Of late, Foot Locker, Inc. FL has been struggling on the bourses, due to its soft view for the Christmas quarter. Shares of this New York-based company have increased 0.3% in the past three months, underperforming the industry’s growth of 7.8%.
Moreover, unimpressive estimate revision trend for the current quarter and fiscal 2019 buoy pessimism. Over the past 30 days, the Zacks Consensus Estimate has moved down by 3 cents and 4 cents to $1.62 and $4.90, respectively.
We note that the stock came under pressure in spite of this sporting-goods retailer reporting a positive earnings surprise in the third quarter of fiscal 2019. The company’s total sales fell short of the Zacks Consensus Estimate for the third quarter in a row. Also, management’s projection of flat comparable store sales and 10-30 basis points contraction in gross margin for the holiday-season quarter were not well perceived by investors.
Notably, concerns related to stiff competition from direct-to-consumer channels of other renowned footwear makers, tariff imposition due to the U.S.-China trade war and sluggish mall traffic cannot be ignored. SG&A costs have been rising for a while due to sustained investments in augmenting digital capabilities and higher incentive compensation cost. This may keep margins under pressure. For fiscal 2019, SG&A rate is projected to be up 40-50 basis points.

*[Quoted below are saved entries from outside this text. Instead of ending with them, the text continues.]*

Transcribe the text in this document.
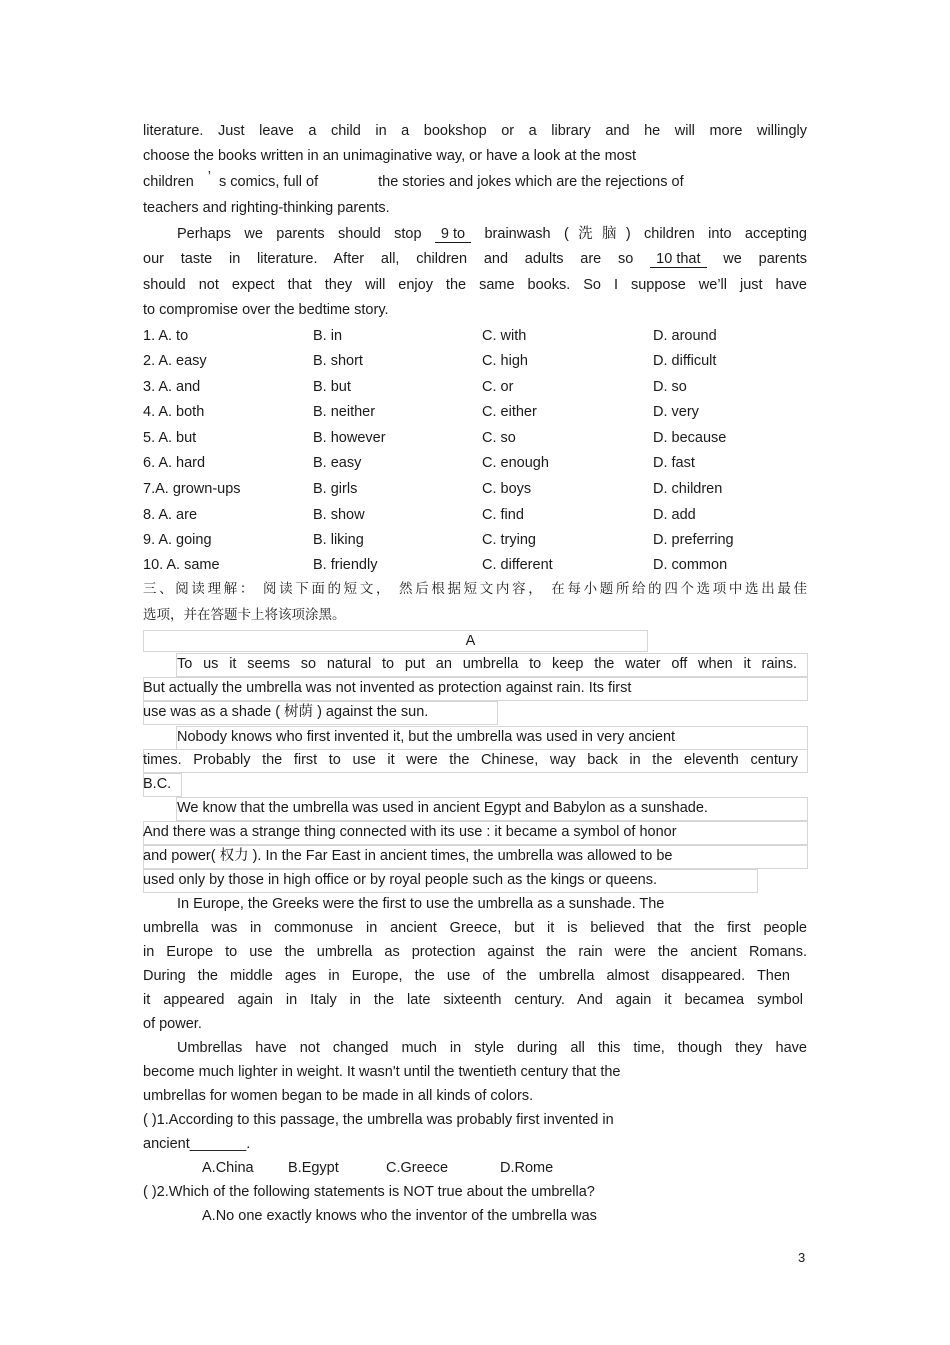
literature. Just leave a child in a bookshop or a library and he will more willingly
choose the books written in an unimaginative way, or have a look at the most
children ’ s comics, full of	the stories and jokes which are the rejections of
teachers and righting-thinking parents.
Perhaps we parents should stop 9 to brainwash (洗脑) children into accepting
our taste in literature. After all, children and adults are so 10 that we parents
should not expect that they will enjoy the same books. So I suppose we’ll just have
to compromise over the bedtime story.
1. A. to	B. in	C. with	D. around
2. A. easy	B. short	C. high	D. difficult
3. A. and	B. but	C. or	D. so
4. A. both	B. neither	C. either	D. very
5. A. but	B. however	C. so	D. because
6. A. hard	B. easy	C. enough	D. fast
7.A. grown-ups	B. girls	C. boys	D. children
8. A. are	B. show	C. find	D. add
9. A. going	B. liking	C. trying	D. preferring
10. A. same	B. friendly	C. different	D. common
三、阅读理解： 阅读下面的短文， 然后根据短文内容， 在每小题所给的四个选项中选出最佳
选项，并在答题卡上将该项涂黑。
A
To us it seems so natural to put an umbrella to keep the water off when it rains.
But actually the umbrella was not invented as protection against rain. Its first
use was as a shade ( 树荫 ) against the sun.
Nobody knows who first invented it, but the umbrella was used in very ancient
times. Probably the first to use it were the Chinese, way back in the eleventh century
B.C.
We know that the umbrella was used in ancient Egypt and Babylon as a sunshade.
And there was a strange thing connected with its use : it became a symbol of honor
and power( 权力 ). In the Far East in ancient times, the umbrella was allowed to be
used only by those in high office or by royal people such as the kings or queens.
In Europe, the Greeks were the first to use the umbrella as a sunshade. The
umbrella was in commonuse in ancient Greece, but it is believed that the first people
in Europe to use the umbrella as protection against the rain were the ancient Romans.
During the middle ages in Europe, the use of the umbrella almost disappeared. Then
it appeared again in Italy in the late sixteenth century. And again it becamea symbol
of power.
Umbrellas have not changed much in style during all this time, though they have
become much lighter in weight. It wasn't until the twentieth century that the
umbrellas for women began to be made in all kinds of colors.
( )1.According to this passage, the umbrella was probably first invented in
ancient_______.
A.China B.Egypt	C.Greece	D.Rome
( )2.Which of the following statements is NOT true about the umbrella?
A.No one exactly knows who the inventor of the umbrella was
3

Foot Locker is trying to improve its performance through its operational and financial initiatives. The company is investing in digital platforms and improving supply chain efficiencies. International expansion, especially in Europe, is another growth catalyst. It is also focusing on augmenting direct-to-consumer operations, tapping underpenetrated markets and opening of Power Stores.
This Zacks Rank #3 (Hold) company entered into a partnership with Nike for a pop-up store called Sneakeasy NYC and made an investment of $15 million in Carbon38, which owns and operates an e-commerce destination for active and performance wear for women. The company also acquired a minority interest in Goat, a managed marketplace for authentic sneakers, by making an investment of $100 million.
Foot Locker invested $3 million in Super Heroic, a kid’s footwear brand and $12.5 million in “Rockets of Awesome”, a children's apparel company. It also made an investment of $3 million in NTWRK, a leading youth culture e-commerce and content platform. These investments are expected to widen the company’s scope to expand products and brands, access new business segments and take advantage of innovative technologies.
We believe that strategic endeavors along with planned investments may help the company attain long-term goal.
3 Stocks to Consider
Boot Barn Holdings, Inc. BOOT has a long-term earnings growth rate of 15% and sports a Zacks Rank #1 (Strong Buy). You can see the complete list of today’s Zacks #1 Rank stocks here.
Shoe Carnival, Inc. SCVL delivered positive earnings surprise of 11.5%, on average, in the trailing four quarters. It currently sports a Zacks Rank #1.
Tilly's, Inc. TLYS has a long-term earnings growth rate of 11% and a Zacks Rank #1.